N^ϵ-Lysine acetylation of BACE1 is post-translational and recognizes structural features of the folded protein. A, schematic view of the different deletion mutants of BACE1. The signal peptide (SP) and pro-domain (PD) at the N terminus, the single transmembrane domain (TM), and the myc tag at the C terminus are shown. The region of the protein containing the TM and the short cytosolic tail of BACE1 were left intact so as not to disrupt membrane insertion. All deletion mutants retained both SP and PD so as not to disturb correct translation and topology of the protein. *, Asn residues that are normally glycosylated; c, Cys residues required for disulfide bonds; bars, Lys residues that are normally acetylated; fl, full-length protein; mt1–mt3, deletion mutants 1–3. B, immunoblotting showing expression (left panel) and lysine acetylation (right panel) of full-length BACE1 and the deletion mutants 1–3. Mature (m) and immature (im) forms of full-length BACE1 are indicated. Ac.K., acetylated lysine. C, immunoblotting showing migration shift of all mutants following PNGase F digestion. Wb, Western blot.

FIGURE 7.

N^ϵ-Lysine acetylation of CD133 is post-translational and recognizes structural features of the folded protein. A, schematic view of full-length and deleted version of CD133. The signal peptide (SP) at the N terminus, the transmembrane domains (TM), and the myc tag at the C terminus are shown. Bars indicate the three Lys residues that are normally acetylated. fl, full-length protein; mt, deletion mutant. The deletion mutant retained the signal peptide so as not to disturb correct translation and topology of the protein. All predicted N-glycosylation sites (Asn²²⁰, Asn²⁷⁴, Asn³⁹⁵, Asn⁴¹⁴, Asn⁵⁴⁸, Asn⁵⁸⁰, Asn⁷²⁹, and Asn⁷³⁰) were retained. B, schematic view of the topology of CD133. The truncation eliminates the first two transmembrane domains causing significant changes in the structural organization of the mutant protein. C, immunoblotting showing expression (left and middle panels) and lysine acetylation (right panel) of full-length CD133 and the deletion mutant.

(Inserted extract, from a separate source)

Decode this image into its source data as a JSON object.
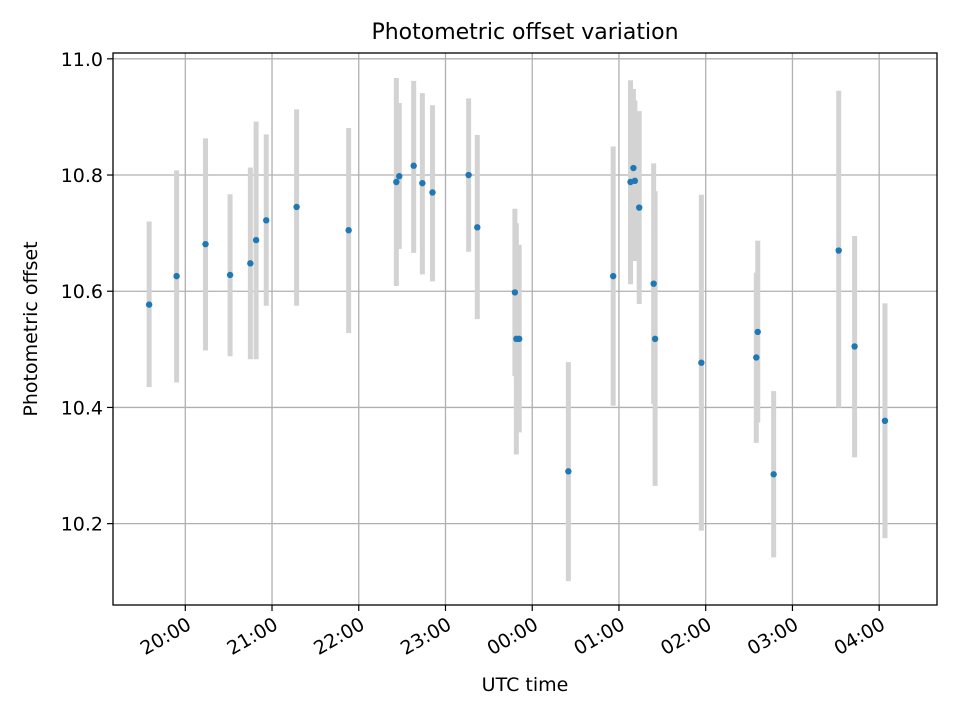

The expression of CD133 is shown in a total cell lysate (left panel) and after affinity purification (middle panel) with immobilized anti-myc antibodies. The slightly different migration profile of mutant CD133 is due to the deletion. Ac.K., acetylated lysine. D, immunoblotting showing migration shift of full-length and mutant CD133 following PNGase F digestion. Wb, Western blot.

FIGURE 8.

Proposed model for our conclusions. Newly synthesized membrane proteins translocate across the translocon channel to enter the ER lumen. As soon as the NX(T/S) consensus motif for glycosylation is 30–40 Å (∼12–15 amino acids) away from the ER membrane, the OST will transfer the preformed GlcNAc₂Man₉Glc₃ oligosaccharide to the asparagine residue of the consensus sequence. Following correct folding, the glycoprotein is recognized by the ATases, which proceed to attach one or more acetyl groups to the protein (A). This will “mark” the glycoprotein for correct trafficking along the secretory pathway. Incorrectly folded glycoproteins will not be recognized by the ATases and therefore will be “retained” for disposal (B). Therefore, N^ϵ-lysine acetylation appears to act as a “selection marker” for correctly folded polypeptides. The model is based on results reported here and published elsewhere (2, 13). The model is not to scale and is only a “working interpretation” of the results.